Over the last few months we have been working with around a dozen or so attractions, tour operators, travel agents and chain accommodation providers with the overall aim of using in depth analysis to optimise their online performance.
You know, the very stuff we bang on about all the time in this blog. Usability. Conversion. Analytics tied to revenue tracking. Campaign return on investment. All the critical online fundamentals that either save money or generate revenue/visitor satisfaction.
But, what we have found, is that compared to a straight e-commerce business this has been technically far harder to achieve for the tourism businesses.

So hard that it has kept us away from the blog that we love as we have dived deeper into data, code and various site architectures than is healthy before lunch – and for site after site.
And so this post is an exploration (and a plea for your thoughts) on why that may be. Why are tourism and travel businesses often technically and organisationally less able to maximise their performance from what in many cases is, or should be, their primary sales channel than say a straight e-commerce retailer?
And what can travel and tourism businesses do themselves, and through their technical suppliers, to overcome this in a way that drives efficiency in their business and improves the online user experience?
But first things first:
- This is not a blaming exercise. Common with many in the industry, each of the very successful businesses we are working with are fully bought into the idea of generating more revenue from the web and to the idea of improve their online user experience in order to generate more bookings. The type of business I refer to in this post actively wants to get better, yet encounters technical challenges nevertheless.

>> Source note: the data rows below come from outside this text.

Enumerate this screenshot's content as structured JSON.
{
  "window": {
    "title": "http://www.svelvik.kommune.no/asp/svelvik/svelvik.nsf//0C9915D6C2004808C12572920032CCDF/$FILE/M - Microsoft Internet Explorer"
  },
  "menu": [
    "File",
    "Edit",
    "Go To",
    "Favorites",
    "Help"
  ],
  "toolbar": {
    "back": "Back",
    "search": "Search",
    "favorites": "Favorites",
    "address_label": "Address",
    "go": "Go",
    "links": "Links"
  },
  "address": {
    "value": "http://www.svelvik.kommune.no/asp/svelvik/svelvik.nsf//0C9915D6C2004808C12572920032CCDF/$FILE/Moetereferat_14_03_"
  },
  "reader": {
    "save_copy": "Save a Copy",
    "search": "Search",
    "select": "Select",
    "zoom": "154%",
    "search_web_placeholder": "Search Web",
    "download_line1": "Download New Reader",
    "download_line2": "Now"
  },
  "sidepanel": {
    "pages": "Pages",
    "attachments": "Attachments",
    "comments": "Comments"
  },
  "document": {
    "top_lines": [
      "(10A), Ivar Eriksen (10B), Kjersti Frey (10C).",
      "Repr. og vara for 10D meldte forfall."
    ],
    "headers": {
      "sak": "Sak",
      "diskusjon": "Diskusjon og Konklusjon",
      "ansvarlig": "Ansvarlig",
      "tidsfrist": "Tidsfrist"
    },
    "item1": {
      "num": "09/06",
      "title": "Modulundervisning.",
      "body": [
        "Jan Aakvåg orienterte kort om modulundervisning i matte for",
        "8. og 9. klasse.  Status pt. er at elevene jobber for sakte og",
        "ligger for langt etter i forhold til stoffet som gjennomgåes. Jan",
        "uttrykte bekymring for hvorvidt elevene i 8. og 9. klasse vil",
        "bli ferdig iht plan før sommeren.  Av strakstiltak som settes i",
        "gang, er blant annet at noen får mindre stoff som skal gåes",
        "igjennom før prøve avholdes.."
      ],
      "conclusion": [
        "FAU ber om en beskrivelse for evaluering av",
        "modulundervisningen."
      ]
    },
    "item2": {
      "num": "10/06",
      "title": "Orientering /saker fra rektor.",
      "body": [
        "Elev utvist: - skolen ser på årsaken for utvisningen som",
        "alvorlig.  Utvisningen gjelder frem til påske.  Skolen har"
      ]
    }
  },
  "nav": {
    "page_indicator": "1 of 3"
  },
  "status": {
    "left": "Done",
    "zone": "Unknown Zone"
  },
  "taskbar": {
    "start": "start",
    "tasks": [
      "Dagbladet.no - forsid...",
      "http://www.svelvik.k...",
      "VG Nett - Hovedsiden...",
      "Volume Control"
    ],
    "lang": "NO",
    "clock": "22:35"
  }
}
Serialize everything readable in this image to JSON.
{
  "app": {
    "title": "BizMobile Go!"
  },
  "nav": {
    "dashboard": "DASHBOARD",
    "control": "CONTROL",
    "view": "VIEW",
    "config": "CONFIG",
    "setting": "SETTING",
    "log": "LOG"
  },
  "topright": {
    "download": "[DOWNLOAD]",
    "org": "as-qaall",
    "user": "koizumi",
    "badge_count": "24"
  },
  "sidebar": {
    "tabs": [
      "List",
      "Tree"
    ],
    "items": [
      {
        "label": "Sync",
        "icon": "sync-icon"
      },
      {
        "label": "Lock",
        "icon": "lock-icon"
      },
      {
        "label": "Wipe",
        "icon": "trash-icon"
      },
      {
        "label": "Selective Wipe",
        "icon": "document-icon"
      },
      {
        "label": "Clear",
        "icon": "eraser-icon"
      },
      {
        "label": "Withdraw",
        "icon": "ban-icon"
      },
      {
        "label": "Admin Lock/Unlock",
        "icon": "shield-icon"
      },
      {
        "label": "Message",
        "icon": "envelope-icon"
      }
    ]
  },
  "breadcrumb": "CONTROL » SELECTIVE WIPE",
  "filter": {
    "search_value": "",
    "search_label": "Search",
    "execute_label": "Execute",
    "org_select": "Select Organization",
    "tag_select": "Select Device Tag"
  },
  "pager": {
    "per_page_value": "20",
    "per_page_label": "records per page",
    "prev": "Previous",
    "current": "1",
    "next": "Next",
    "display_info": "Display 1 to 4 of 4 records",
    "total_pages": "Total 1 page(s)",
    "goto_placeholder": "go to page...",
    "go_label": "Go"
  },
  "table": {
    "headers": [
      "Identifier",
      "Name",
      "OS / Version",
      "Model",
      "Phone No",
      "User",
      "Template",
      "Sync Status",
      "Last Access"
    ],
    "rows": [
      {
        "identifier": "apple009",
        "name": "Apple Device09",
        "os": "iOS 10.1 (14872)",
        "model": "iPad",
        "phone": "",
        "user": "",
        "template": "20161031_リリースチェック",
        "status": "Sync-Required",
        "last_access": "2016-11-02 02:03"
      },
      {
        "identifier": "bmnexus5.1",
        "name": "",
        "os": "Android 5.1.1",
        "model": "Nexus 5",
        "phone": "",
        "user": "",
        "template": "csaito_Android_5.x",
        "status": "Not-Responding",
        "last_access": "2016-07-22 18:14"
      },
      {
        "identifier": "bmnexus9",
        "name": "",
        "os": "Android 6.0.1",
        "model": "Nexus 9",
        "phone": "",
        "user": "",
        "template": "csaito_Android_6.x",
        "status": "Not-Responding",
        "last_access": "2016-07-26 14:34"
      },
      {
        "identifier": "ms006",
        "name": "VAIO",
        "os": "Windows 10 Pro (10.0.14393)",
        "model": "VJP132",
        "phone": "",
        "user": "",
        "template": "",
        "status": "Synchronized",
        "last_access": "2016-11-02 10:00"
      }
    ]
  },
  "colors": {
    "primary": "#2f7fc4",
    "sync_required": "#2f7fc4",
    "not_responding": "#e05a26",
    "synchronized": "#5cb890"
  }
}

- Nor is this about specific organisations – each of the clients we have been working with have shared common issues, but that process has highlighted to us just how often those issues are shared by travel and tourism businesses the world over. This is about the many, not the few, and the points made here apply to general businesses in the industry, not specifically to the businesses we are working with.
- This is not just a “nice to fix”, it is a fundamental that matters to the bottom line and to the visitor experience. It is nearly 2 years ago since we reported how customers are more satisfied with submitting their tax return than booking a flight – and as an industry (perhaps with the exception of some leading Online Travel Agents and travel technologists) the online travel shopper experience isn’t getting much better.
Why is this so difficult?
So why isn’t it easier for a small to medium tourism or travel business to seize online opportunities to drive revenue, delight customers and slash operating costs? Why, even when the strong management desire is there, is implementation often so much harder than the “advising” national/regional tourism bodies might have you believe?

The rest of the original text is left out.